Harmonia aktorska i filmowa oprawa

Film Osiem gór unika nadmiaru binarnych dramatycznych konstrukcji na papierze. Żyje on w pięknie zgranych występach Marinellego i Borghiego, w ich wyrazistej fizyczności i intensywnych, chociaż czasem niepewnych emocjach. Muzyka Daniela Norgrena dodaje przyjemności, a majestatyczne kompozycje Rubena Impensa zapierają dech w piersiach.
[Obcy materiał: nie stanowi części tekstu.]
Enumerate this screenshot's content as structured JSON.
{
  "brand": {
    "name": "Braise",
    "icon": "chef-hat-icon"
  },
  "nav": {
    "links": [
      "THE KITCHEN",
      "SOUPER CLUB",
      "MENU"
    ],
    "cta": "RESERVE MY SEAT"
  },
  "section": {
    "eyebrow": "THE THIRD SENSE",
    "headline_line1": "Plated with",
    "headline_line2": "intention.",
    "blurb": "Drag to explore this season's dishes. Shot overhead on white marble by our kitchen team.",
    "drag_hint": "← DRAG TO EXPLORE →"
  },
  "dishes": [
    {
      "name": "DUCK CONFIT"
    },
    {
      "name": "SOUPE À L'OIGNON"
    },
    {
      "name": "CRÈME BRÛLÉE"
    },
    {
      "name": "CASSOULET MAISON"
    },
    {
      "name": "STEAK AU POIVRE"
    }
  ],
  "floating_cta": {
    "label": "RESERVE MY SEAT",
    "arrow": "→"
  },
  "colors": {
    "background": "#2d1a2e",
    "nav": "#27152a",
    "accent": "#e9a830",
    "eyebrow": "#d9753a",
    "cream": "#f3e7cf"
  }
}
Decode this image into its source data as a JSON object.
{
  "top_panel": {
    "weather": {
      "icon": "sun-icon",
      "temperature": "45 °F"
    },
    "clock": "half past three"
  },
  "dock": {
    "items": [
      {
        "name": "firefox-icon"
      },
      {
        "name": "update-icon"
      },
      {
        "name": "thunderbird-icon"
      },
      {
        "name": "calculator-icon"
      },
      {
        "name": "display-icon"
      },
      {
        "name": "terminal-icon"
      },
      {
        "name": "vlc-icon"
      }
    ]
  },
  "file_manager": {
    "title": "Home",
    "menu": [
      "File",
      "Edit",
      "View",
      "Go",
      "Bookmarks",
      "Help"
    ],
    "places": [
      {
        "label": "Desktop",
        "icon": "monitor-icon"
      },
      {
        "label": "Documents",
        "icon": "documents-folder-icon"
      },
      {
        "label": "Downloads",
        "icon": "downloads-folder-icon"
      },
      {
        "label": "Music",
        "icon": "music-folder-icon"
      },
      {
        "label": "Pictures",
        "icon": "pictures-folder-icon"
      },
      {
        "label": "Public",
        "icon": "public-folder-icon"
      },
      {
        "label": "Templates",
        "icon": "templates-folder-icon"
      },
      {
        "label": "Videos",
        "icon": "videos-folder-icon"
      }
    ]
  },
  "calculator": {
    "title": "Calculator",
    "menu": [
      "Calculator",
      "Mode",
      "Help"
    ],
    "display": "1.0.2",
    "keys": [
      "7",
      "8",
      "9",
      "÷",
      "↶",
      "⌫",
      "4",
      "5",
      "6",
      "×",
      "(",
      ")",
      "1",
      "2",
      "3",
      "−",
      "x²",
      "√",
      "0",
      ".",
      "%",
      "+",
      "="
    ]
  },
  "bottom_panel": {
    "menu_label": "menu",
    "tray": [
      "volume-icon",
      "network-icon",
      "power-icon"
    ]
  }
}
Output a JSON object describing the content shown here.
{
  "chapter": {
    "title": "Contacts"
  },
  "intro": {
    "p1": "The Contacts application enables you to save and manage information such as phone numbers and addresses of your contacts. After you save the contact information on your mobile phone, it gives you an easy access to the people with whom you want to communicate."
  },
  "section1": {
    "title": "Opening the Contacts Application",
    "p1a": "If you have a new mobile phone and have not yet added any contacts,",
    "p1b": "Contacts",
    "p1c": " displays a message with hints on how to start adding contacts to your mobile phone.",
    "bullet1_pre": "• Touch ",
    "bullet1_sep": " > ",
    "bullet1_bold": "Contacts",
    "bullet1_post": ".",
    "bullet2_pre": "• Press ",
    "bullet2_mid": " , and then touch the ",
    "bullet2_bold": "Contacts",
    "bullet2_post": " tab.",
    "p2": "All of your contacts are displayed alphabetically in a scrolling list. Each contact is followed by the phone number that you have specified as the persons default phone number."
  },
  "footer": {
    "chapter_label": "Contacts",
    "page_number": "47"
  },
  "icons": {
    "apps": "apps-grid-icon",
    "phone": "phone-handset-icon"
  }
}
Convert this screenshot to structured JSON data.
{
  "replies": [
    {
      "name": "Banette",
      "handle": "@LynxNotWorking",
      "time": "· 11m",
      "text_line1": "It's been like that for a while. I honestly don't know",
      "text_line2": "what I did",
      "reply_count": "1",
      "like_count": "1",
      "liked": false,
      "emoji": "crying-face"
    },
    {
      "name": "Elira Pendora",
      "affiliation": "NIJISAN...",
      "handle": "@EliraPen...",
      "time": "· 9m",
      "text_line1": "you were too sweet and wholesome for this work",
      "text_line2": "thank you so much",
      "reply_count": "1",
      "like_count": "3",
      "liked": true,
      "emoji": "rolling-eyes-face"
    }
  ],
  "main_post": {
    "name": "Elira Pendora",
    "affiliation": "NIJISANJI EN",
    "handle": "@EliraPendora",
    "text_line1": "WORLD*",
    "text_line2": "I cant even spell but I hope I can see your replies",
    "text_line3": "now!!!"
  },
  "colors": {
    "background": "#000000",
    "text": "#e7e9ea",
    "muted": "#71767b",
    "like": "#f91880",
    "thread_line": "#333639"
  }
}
Van Groeningen, znanego z wcześniejszych filmów takich jak „Przerwany krąg” i „Piękny chłopiec”, tworzy bogaty, delikatnie skromny światopogląd, który zapewnia przestrzeń dla każdej postaci i ich walk, unikając sprowadzania ich do prostych symboli czy oczywistych napięć. Film nie traktuje zdrady czy odkupienia jako jednoznacznych czynników, które uczynią mężczyzn lepszymi ojcami dla dzieci, które nie są ich własne. Skupia się raczej na nieprzewidywalności natury, która może być zarówno raną, jak i balsamem. Jedną z najwdzięczniejszych niespodzianek w historii pełnej straty i żalu jest sposób, w jaki zastępcza więź Giovanniego i Bruna ostatecznie otwiera Pietro drzwi do głębszego pojednania. Pozwala mu pogodzić się z ojcem, którego ledwo znał, i z przyjacielem, którego kocha bardziej, niż jest w stanie pojąć.